Corporate Air, one of two flight service companies catering to Vero’s jet set, has bet big on the Vero Beach Regional Airport as an increasingly popular destination for business and leisure travel – probably a good bet since the airport handled more than 200,000 takeoffs and landings last year.
While much of that traffic was accounted for by flight school students practicing takeoffs and landings, Corporate Air CEO Rodger Pridgeon said he’s seen an 18 percent increase in jet traffic into and out of the airport over last year – a trend that shows no signs of abating. Nearly all of those disembarking are headed for Vero’s barrier island communities, he added.
Pridgeon said traffic has been so heavy he has been turning away pilots radioing to come in for fuel, maintenance or hangar space. As a result, he is building a second private terminal at the airport and has worked a deal with the federal Department of Transportation to expand ramp space adjacent to his hangers.
The DOT provided $1.2 million for the ramp project to increase private jet capacity at the airport while Corporate Air kicked in $500,000 for the expansion, which turned a grassy field into a 100,000 square-foot paved ramp where pilots can safely maneuver their planes to offload at the new terminal or roll into service and storage hangers after landing.
Pridgeon says he currently serves about 40 percent of the private aircraft using the Vero airport, but the new ramp and the new building, which he hopes to have completed by August in time next season’s snowbird traffic, will allow him to accommodate more clients, with aircraft up to and including the Boeing 757-size planes used by visiting government dignitaries and the private Boeing 737 that part-time Windsor resident Secretary of Education Betsy DeVos flies into Vero.
The new terminal is designed to handle planes in town for short periods – a week or less – while Corporate’s existing terminal will service planes that operate regularly from Vero.
“I’m not trying to take business away from anybody,” Pridgeon said of his only onsite competition, Sun Aviation. “I just haven’t had the space [for the business coming my way]. It’s been too crowded for people to come in.
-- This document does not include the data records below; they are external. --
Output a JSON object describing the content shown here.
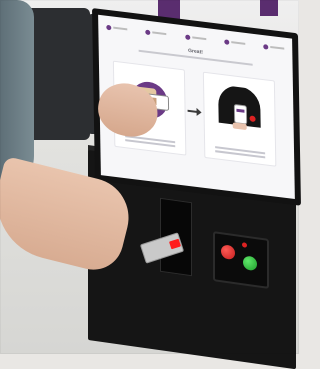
{
  "scene": {
    "colors": {
      "accent_purple": "#5a2d6f",
      "kiosk_black": "#151515",
      "button_red": "#d22",
      "button_green": "#22a52f"
    },
    "screen": {
      "title": "Great!",
      "panels": [
        {
          "icon": "id-card-icon"
        },
        {
          "icon": "card-scanner-icon"
        }
      ]
    }
  }
}
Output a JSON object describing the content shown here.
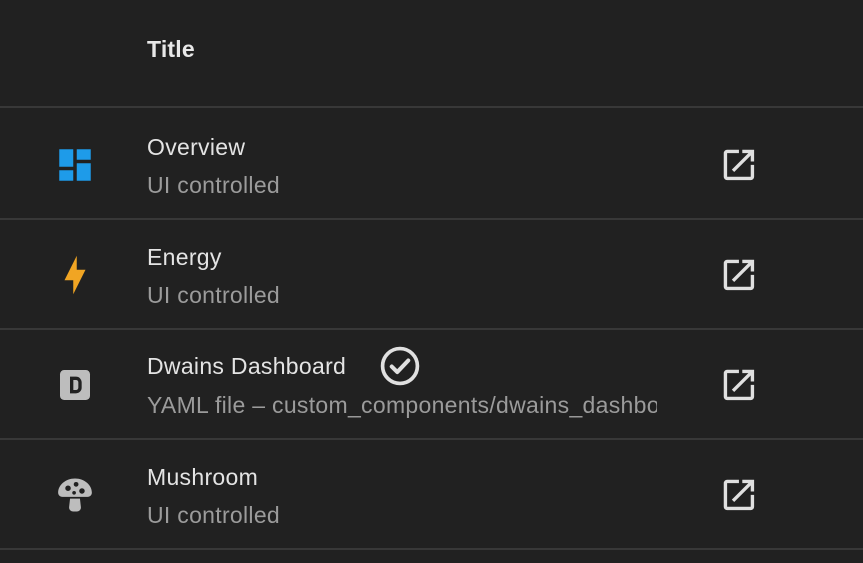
{
  "header": {
    "title": "Title"
  },
  "rows": [
    {
      "title": "Overview",
      "subtitle": "UI controlled",
      "icon": "view-dashboard-icon",
      "icon_color": "#1e9be9"
    },
    {
      "title": "Energy",
      "subtitle": "UI controlled",
      "icon": "lightning-bolt-icon",
      "icon_color": "#f1a523"
    },
    {
      "title": "Dwains Dashboard",
      "subtitle": "YAML file – custom_components/dwains_dashboard",
      "icon": "letter-d-box-icon",
      "icon_color": "#bdbdbd",
      "default": true
    },
    {
      "title": "Mushroom",
      "subtitle": "UI controlled",
      "icon": "mushroom-icon",
      "icon_color": "#bdbdbd"
    }
  ],
  "colors": {
    "background": "#212121",
    "divider": "#383838",
    "primary_text": "#e4e4e4",
    "secondary_text": "#9b9b9b"
  }
}
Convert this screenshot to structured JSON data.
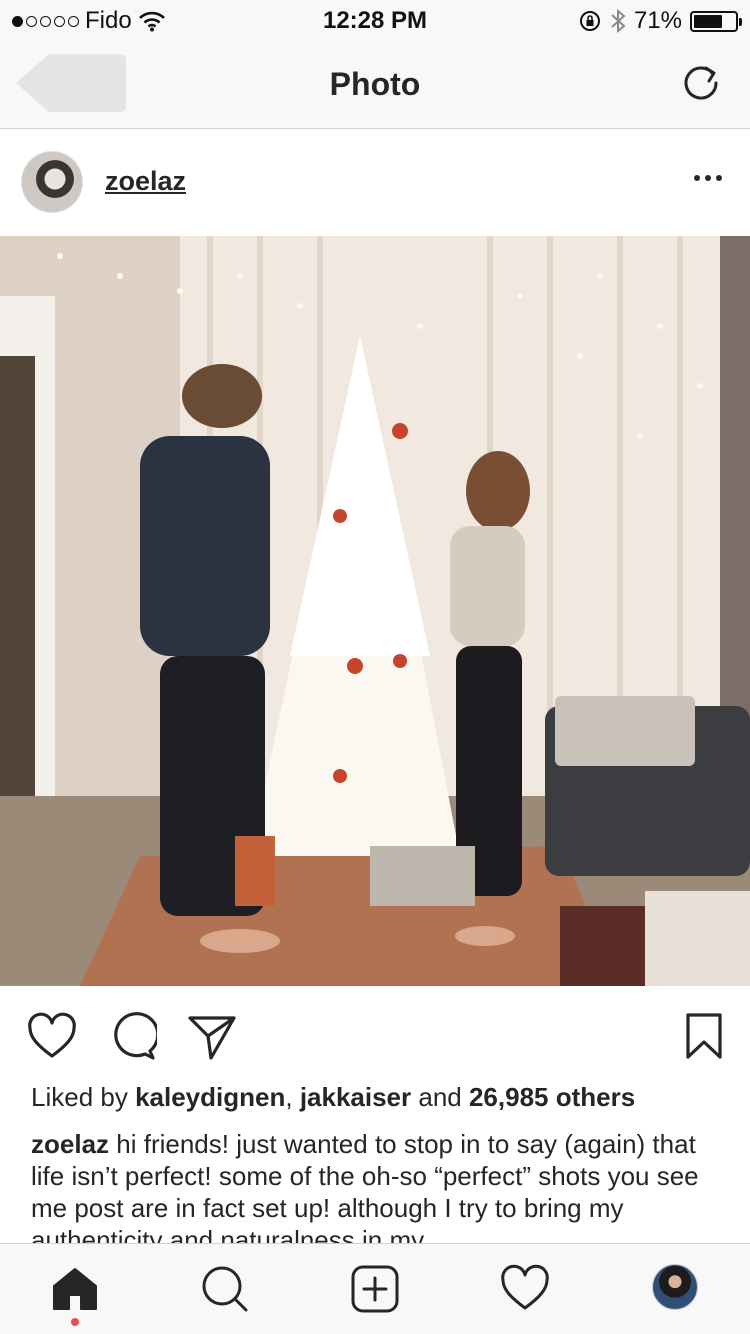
{
  "status_bar": {
    "carrier": "Fido",
    "time": "12:28 PM",
    "battery": "71%",
    "signal_bars": 1,
    "icons": [
      "wifi-icon",
      "orientation-lock-icon",
      "bluetooth-icon",
      "battery-icon"
    ]
  },
  "nav": {
    "title": "Photo",
    "back_icon": "back-arrow-icon",
    "refresh_icon": "refresh-icon"
  },
  "post": {
    "username": "zoelaz",
    "more_icon": "more-icon",
    "photo_alt": "Couple decorating a white Christmas tree",
    "likes": {
      "prefix": "Liked by ",
      "user1": "kaleydignen",
      "separator": ", ",
      "user2": "jakkaiser",
      "conjunction": " and ",
      "others": "26,985 others"
    },
    "caption": {
      "username": "zoelaz",
      "text": " hi friends! just wanted to stop in to say (again) that life isn’t perfect! some of the oh-so “perfect” shots you see me post are in fact set up! although I try to bring my authenticity and naturalness in my"
    }
  },
  "actions": [
    "heart-icon",
    "comment-icon",
    "share-icon",
    "bookmark-icon"
  ],
  "tabs": [
    "home-icon",
    "search-icon",
    "add-icon",
    "activity-icon",
    "profile-avatar"
  ],
  "colors": {
    "bar_bg": "#f8f8f8",
    "text": "#262626",
    "notification_dot": "#ed4956"
  }
}
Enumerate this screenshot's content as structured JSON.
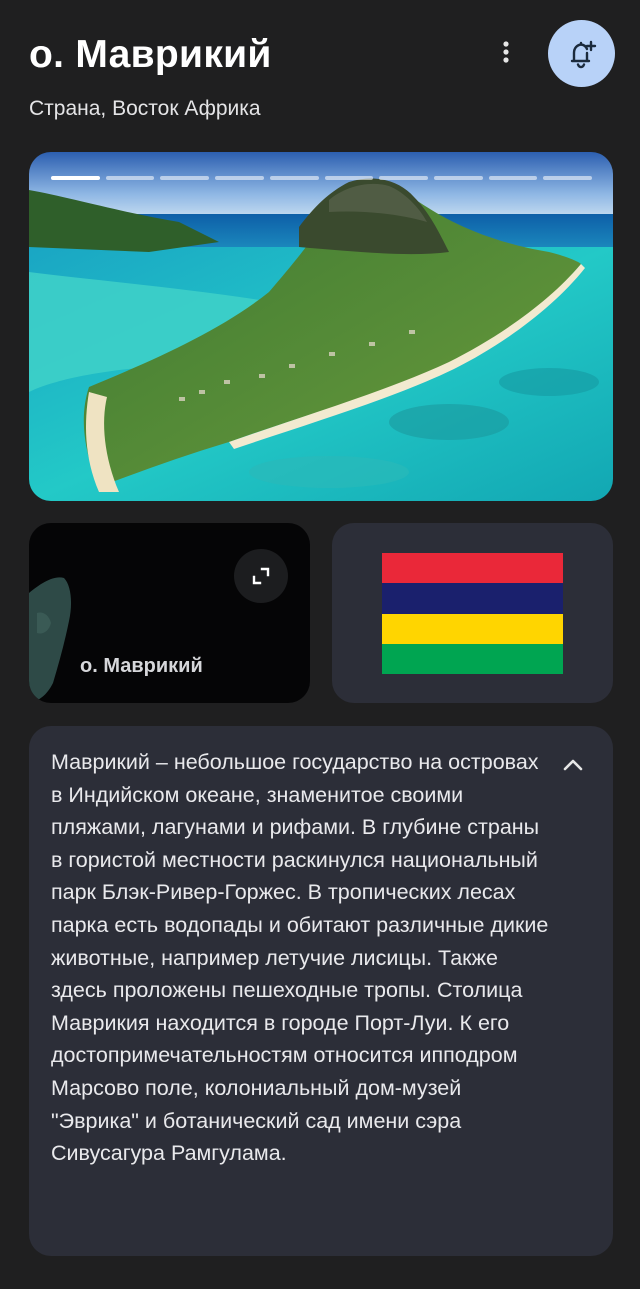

They don’t want to bring very expensive planes into a crowded area, and the expansion will give them the space they need.”
Airport Director Eric Menger said of the ramp project, “This was a public-private partnership that worked very smoothly. This helps the budget, it helps the community, and it helps the economy. So I think it’s going to work out really well.”
The airport is a self-sufficient enterprise not supported by property tax dollars. It makes money by leasing land to companies like Corporate Air and Sun Aviation, which are known as fixed base operators. It also charges a $0.07 per gallon fee on aviation fuel pumped at the airport and takes in a two-percent gross receipts concession fee from aviation businesses, so any increase in fuel usage and other business bolsters the bottom line.
The expansion is exactly the type of increased activity the city is hoping for as part of its Airport Master Plan to grow a variety of aviation and non-aviation businesses at the airport complex.
Corporate Air provides aircraft fueling, servicing and maintenance, hangar space, jet charters and jet management.
“We started with one hangar and grew over the years to 4 hangars,” said Pridgeon, who founded the company in 1985. “We have leased additional land for the past several years in the hopes of expanding our services. Finally, we got the grant to pave the ramp.”
“I am really happy to celebrate this moment with Rodger and his family to expand the private jet fleet capacity at the airport,” said County Commissioner Tim Zorc at the groundbreaking. “They will be able to service more planes for many of our barrier island residents which will make it much nicer for them. Being an aviation enthusiast, I love the smell of jet fuel in the morning! I can’t wait to be here for the ribbon cutting” when the new terminal opens.